Die Sanierung (Erneuerung, Renovierung und Reparatur) des Kanalisationsnetzes ist aktuell und in Zukunft eine der Kernaufgaben der Abwasserunternehmen und stellt eine große Herausforderung an Verantwortliche, Prozessabläufe und eingesetzte Instrumente dar.
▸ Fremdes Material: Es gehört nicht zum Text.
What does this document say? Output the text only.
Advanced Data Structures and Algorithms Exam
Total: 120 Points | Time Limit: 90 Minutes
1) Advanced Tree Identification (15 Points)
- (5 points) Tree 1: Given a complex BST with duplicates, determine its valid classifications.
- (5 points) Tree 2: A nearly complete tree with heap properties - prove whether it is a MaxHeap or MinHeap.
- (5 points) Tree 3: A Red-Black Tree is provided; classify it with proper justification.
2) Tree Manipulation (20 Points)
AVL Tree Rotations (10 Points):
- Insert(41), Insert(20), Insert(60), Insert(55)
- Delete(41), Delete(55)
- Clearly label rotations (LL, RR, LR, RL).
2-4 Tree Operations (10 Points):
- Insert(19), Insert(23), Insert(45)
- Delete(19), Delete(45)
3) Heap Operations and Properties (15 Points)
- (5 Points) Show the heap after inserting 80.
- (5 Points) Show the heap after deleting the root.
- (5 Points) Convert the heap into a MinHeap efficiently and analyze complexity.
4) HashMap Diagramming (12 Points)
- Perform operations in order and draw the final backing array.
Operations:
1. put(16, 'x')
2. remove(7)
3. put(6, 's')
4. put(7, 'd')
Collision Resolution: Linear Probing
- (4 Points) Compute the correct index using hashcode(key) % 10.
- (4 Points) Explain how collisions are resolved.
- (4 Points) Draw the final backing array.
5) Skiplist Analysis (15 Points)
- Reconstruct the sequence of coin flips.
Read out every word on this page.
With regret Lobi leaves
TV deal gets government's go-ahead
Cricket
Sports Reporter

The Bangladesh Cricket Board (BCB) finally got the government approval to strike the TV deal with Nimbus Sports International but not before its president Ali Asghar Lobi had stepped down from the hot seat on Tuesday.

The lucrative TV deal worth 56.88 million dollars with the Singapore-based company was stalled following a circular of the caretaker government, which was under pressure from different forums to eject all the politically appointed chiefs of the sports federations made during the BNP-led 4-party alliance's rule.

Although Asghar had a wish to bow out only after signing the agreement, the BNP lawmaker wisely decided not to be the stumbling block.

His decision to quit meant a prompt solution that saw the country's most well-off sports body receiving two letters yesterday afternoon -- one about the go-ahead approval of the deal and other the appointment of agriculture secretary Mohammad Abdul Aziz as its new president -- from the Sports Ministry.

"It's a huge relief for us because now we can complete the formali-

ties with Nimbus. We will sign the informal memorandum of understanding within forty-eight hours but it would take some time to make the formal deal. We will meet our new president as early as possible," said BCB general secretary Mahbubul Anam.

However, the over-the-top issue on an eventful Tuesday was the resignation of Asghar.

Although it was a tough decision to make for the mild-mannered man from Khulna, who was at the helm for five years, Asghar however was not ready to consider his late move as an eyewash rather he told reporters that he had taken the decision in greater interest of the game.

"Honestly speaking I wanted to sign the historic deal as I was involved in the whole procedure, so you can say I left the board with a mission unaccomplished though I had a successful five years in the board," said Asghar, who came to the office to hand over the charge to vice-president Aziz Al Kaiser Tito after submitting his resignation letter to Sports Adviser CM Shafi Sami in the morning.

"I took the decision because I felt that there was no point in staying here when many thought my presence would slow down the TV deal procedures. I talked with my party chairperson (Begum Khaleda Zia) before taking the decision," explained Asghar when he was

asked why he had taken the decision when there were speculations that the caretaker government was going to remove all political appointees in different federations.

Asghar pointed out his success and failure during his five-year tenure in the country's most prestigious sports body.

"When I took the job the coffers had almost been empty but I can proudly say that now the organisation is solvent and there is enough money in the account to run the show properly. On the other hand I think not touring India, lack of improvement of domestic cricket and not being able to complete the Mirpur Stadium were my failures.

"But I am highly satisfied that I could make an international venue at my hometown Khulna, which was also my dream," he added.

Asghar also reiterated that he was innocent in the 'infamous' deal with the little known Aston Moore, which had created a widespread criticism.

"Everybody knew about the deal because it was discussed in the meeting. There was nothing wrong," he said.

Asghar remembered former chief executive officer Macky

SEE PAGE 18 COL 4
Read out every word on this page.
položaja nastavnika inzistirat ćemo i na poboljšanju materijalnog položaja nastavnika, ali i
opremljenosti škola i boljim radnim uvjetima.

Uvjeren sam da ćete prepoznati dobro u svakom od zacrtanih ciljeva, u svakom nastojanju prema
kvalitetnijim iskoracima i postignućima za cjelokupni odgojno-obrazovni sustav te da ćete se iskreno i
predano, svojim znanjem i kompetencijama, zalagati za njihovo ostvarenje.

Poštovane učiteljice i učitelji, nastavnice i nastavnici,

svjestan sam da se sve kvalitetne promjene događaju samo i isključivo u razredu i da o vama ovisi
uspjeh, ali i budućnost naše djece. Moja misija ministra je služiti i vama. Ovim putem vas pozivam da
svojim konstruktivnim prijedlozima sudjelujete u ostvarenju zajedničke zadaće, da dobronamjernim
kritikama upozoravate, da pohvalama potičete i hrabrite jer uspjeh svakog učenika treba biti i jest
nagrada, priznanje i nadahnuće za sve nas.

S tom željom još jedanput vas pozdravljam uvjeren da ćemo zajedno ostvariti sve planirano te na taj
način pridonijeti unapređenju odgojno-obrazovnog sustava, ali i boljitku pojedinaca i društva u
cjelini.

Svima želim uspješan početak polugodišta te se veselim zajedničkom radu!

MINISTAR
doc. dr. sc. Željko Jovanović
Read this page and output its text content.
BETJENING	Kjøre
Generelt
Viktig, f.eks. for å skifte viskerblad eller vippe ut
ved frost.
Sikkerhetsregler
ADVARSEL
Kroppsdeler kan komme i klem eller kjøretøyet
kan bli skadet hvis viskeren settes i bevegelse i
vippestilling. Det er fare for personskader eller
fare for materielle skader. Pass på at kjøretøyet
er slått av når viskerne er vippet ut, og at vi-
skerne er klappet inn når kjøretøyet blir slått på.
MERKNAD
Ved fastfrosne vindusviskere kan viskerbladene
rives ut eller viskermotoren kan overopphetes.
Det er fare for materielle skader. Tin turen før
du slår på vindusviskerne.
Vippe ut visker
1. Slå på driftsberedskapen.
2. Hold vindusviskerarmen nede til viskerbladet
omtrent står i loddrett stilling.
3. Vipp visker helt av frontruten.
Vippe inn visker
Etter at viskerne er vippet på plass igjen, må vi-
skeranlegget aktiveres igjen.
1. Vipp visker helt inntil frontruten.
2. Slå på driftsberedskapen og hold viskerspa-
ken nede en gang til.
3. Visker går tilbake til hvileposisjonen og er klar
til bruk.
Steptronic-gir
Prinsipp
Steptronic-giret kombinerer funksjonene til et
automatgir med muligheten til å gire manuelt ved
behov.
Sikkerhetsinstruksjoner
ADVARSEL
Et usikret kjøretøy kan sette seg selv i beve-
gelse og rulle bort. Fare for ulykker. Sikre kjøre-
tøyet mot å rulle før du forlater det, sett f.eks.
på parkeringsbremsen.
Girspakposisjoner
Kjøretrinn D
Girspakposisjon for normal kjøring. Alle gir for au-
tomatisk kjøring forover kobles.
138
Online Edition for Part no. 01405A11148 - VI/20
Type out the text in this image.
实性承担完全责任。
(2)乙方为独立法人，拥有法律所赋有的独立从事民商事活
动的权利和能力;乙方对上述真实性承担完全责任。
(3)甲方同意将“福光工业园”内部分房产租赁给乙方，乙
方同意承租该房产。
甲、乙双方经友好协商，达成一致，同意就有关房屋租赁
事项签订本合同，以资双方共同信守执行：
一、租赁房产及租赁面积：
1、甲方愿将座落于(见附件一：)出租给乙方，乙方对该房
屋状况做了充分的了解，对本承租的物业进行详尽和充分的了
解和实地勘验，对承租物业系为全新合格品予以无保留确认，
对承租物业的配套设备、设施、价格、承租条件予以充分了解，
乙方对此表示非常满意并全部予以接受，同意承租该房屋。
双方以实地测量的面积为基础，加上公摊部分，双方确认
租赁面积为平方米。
Im Rahmen von Benchmarking-Projekten der aquabench werden seit mehr als zehn Jahren sanierungsrelevante Fragestellungen insbesondere im Prozessbenchmarking Kanalbau (mit dem Fokus auf investive Erneuerungen und Renovierungen) sowie im Prozessbenchmarking Kanalbetrieb (mit dem Fokus auf Reparaturen) behandelt.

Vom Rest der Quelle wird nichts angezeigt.